I never taught my kids that there was a Santa Claus. You can surmise, then, that it didn't make me or them particularly popular at this time of year. One mother took me to task for it. Her kids went to the same Christian school mine did. "You need to make your son be quiet about Santa. He told my daughter there was no such thing. Do you want him to ruin the miracle of Christmas for other children??!" Yes, that would be one of the things that would come to mind with the phrase, "Christmas miracle." It's that guy from the North Pole who visits every house in every place in one evening delivering whatever it is each child wants. Quite a miracle. If it was true.

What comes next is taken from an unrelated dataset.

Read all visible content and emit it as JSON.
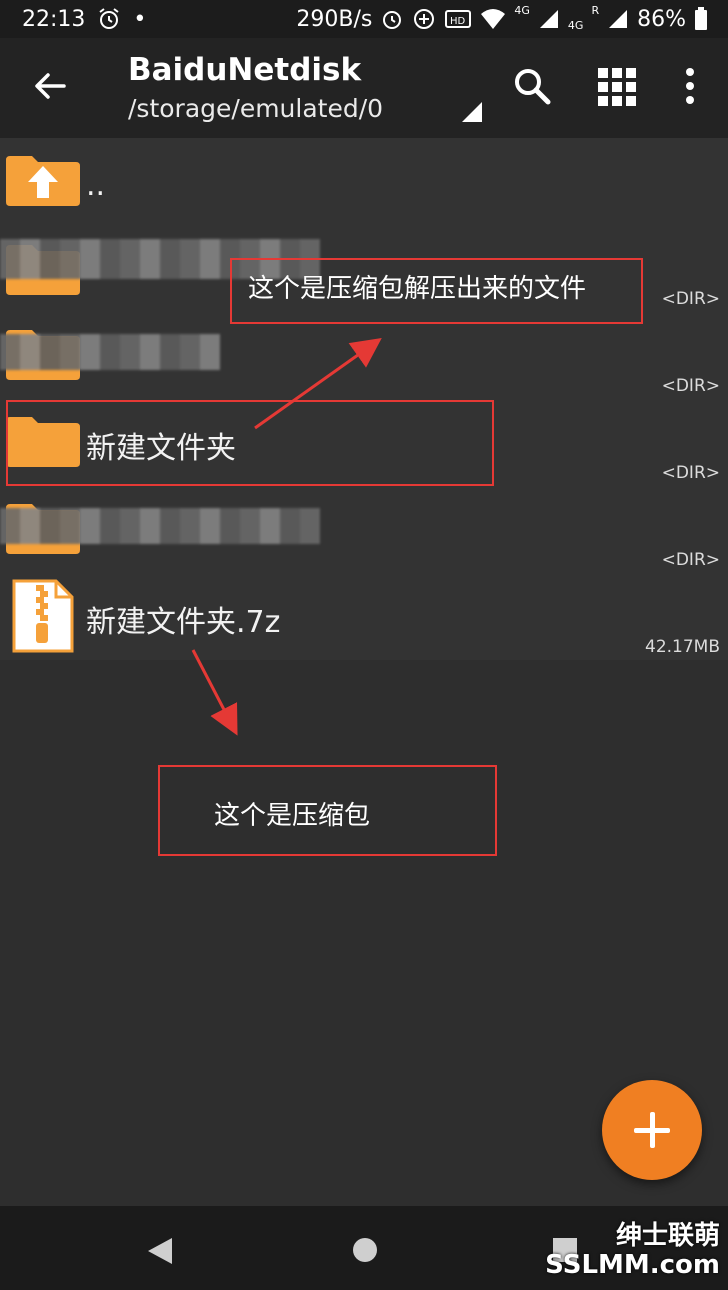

It is true that "Christmas" and "miracle" go together, but why is it that we come up with so many varied thoughts? Why is it that we think of some fictional guy in a red suit and beard who delivers coal to bad kids and gifts to good kids in the blink of an eye overnight before we think of the God-become-Man, Savior-born-of-a-virgin, God's-answer-to-our-universal-sin-problem miracle? Why is it that "Santa Claus is coming to town" is more of a Christmas miracle than "Though He was in the form of God, He did not count equality with God a thing to be grasped, but emptied Himself, by taking the form of a servant, being born in the likeness of men" (Php 2:6-7)? Jesus fulfilled multiple prophecies offered hundreds, even thousands of years before His birth. Precise predictions filled to perfection. How is that miracle less than a mythical gift-giver who offers good to "good children" and bad to bad children?
I believe in the Christmas miracle. I just wish we -- especially we Christians -- could keep in mind just what that miracle was and savor the magnitude of it. That Christmas miracle is a life-changing, forever kind of miracle. The Son of God born to die for my sin? Now that is a miracle to celebrate ... year-round.